# felt f85



## jugodmyko (Jan 7, 2012)

does any one know what the difference between the 2011 and the 2012 felt f85 bike...


----------



## DEK (Feb 12, 2005)

1 year. 

Do I win anything?


----------



## bobones (Mar 29, 2011)

The 2012 frame has a tapered 1.125" -> 1.5" straight blade fork, 2011 has 1.125" curved fork. 2012 has a Microshift front derailleur instead of 105 in 2011. 2012 has Sunrace cassette instead of 2011's 105 cassette. The Felt site had the 2011 56" F85 at 19.41lbs (8.82kg) whereas the 2012 is quoted at 19.98lbs (9.08kg).


----------



## bobones (Mar 29, 2011)

Saw the 2012 F85 in blue in my LBS the other day. It looks really sweet and the new tapered head tube, straight fork and fatter downtube are an improvment looks-wise on the 2011 model. Still prefer the charcoal/green/white colour scheme of my 2011 though.


----------



## Superdave3T (May 11, 2009)

bobones said:


> The 2012 frame has a tapered 1.125" -> 1.5" straight blade fork, 2011 has 1.125" curved fork. 2012 has a Microshift front derailleur instead of 105 in 2011. 2012 has Sunrace cassette instead of 2011's 105 cassette. The Felt site had the 2011 56" F85 at 19.41lbs (8.82kg) whereas the 2012 is quoted at 19.98lbs (9.08kg).
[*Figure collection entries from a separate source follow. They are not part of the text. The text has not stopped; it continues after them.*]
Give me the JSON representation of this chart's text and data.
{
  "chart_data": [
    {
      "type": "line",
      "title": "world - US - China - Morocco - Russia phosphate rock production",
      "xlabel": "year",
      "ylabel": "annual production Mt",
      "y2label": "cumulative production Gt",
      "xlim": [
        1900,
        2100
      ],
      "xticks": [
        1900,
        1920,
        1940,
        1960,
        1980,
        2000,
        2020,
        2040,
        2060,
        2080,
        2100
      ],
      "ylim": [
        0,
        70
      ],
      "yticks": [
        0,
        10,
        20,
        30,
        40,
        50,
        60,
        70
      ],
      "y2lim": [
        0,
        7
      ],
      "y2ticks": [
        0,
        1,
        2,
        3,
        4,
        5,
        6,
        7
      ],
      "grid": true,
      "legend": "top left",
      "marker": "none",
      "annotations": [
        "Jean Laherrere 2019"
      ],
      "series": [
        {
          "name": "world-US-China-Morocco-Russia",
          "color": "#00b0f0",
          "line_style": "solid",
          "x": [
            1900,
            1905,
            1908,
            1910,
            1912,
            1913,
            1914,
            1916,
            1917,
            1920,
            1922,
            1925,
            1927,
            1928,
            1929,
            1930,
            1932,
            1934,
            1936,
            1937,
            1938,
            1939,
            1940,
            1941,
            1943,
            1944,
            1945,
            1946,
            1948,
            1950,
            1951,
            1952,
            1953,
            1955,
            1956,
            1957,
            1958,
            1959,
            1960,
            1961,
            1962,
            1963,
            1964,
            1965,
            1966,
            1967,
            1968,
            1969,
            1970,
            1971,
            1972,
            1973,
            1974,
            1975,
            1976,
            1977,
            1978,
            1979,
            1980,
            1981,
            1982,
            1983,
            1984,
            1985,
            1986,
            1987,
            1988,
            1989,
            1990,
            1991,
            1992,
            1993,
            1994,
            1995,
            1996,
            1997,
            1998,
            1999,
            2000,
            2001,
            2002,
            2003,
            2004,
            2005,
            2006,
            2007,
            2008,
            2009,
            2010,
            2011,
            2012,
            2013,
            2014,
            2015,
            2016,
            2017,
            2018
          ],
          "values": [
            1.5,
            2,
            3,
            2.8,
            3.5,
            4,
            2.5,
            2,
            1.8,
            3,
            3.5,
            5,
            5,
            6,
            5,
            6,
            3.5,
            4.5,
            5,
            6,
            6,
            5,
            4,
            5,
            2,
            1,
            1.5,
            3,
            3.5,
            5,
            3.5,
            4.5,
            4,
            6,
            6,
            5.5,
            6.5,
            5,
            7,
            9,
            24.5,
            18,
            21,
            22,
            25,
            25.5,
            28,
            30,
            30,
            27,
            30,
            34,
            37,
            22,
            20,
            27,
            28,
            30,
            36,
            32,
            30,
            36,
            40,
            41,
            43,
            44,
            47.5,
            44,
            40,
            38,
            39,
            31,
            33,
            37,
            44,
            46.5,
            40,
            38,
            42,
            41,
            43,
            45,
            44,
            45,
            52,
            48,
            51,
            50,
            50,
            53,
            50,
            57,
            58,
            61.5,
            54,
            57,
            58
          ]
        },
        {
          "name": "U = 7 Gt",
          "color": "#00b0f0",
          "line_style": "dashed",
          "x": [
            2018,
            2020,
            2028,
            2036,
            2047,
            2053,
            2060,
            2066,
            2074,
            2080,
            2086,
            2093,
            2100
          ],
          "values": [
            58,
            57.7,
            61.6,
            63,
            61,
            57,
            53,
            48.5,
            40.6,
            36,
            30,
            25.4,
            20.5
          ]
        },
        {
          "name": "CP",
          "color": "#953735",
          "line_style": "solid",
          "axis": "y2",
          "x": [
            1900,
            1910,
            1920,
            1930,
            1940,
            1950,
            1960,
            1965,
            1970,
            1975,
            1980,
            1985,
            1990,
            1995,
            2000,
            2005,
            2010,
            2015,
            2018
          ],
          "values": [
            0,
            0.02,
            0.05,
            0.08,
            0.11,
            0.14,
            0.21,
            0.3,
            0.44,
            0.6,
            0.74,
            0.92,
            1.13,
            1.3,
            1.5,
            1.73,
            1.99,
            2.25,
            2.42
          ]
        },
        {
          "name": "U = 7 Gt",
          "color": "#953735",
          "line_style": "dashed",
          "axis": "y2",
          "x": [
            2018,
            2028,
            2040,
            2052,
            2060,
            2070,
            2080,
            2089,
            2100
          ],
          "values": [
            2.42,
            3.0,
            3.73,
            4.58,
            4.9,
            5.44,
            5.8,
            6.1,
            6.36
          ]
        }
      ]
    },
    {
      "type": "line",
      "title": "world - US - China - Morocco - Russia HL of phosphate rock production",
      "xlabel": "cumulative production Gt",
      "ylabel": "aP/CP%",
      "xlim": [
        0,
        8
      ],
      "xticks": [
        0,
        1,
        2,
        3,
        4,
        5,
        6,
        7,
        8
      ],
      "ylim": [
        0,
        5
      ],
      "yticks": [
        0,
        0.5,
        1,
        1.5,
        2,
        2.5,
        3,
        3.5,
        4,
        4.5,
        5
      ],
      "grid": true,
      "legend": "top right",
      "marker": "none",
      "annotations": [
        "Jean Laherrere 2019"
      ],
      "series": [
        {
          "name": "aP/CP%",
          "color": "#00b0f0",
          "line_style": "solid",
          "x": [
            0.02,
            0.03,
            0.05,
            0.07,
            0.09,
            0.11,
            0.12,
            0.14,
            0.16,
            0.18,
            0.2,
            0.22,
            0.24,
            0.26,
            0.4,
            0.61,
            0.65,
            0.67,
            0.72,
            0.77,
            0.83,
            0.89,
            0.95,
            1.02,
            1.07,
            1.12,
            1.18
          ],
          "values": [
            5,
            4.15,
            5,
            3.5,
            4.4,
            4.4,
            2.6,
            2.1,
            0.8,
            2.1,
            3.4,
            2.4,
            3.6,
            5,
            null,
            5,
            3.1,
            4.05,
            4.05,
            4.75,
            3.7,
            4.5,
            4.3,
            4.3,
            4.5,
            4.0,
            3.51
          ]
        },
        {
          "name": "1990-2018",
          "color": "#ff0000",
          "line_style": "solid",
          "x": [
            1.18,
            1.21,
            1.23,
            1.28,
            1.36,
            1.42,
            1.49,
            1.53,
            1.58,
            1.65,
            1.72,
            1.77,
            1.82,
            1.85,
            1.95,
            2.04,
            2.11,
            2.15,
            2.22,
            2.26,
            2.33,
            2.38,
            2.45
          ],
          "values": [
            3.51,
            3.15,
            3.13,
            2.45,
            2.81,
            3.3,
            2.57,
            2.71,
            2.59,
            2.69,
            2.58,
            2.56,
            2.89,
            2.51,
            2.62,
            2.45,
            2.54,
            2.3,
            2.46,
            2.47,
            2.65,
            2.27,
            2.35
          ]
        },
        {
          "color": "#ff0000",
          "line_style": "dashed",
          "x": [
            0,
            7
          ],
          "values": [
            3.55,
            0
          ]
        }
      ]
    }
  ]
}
2012 comes with a Shimano CS-4600 cassette, not SunRace.

-SD


----------



## arctic biker (Jul 31, 2008)

*Felt Variable Shape Ergonomic Drop,*

Got my F85 2 weeks ago, not yet being able to drive it, here in Finland is winter!
This is completely white,even brakes and 2011 model.. Carbon seatpost looks nice in my hardtail, rather comfortable too. Hardtail was kind enough to give his Ritchey carbon post to Felt. Looks nice too

Maybe Superdave knows how much drop and reach there really is?

Martti
Finland,


----------



## Superdave3T (May 11, 2009)

arctic biker said:


> Got my F85 2 weeks ago, not yet being able to drive it, here in Finland is winter!
> This is completely white,even brakes and 2011 model.. Carbon seatpost looks nice in my hardtail, rather comfortable too. Hardtail was kind enough to give his Ritchey carbon post to Felt. Looks nice too
> 
> Maybe Superdave knows how much drop and reach there really is?
> ...


The reach and drop on our VS (variable shape) handlebars is, well; variable. It depends on the size. Each width has it's own specifc tooling and bend shape, the narrower the bar, the shorter the reach and shallower the drop.

-SD


----------



## arctic biker (Jul 31, 2008)

*variables*

I know in theory how to measure drop but my results with this handlebar have been variable... 42 cm.

I will next week get pair of cx-tyres, interesting to see will they fit. They should be under 30mm widht and height .Roads are icy and lots of snow of course. Riding season starts earliest in the end of march. Too bad I have one operation coming and hopefully in june back to road. Would be nice get some experience on bike.

And I just found ask felt thread. Wonderful service, I must say
Martti


----------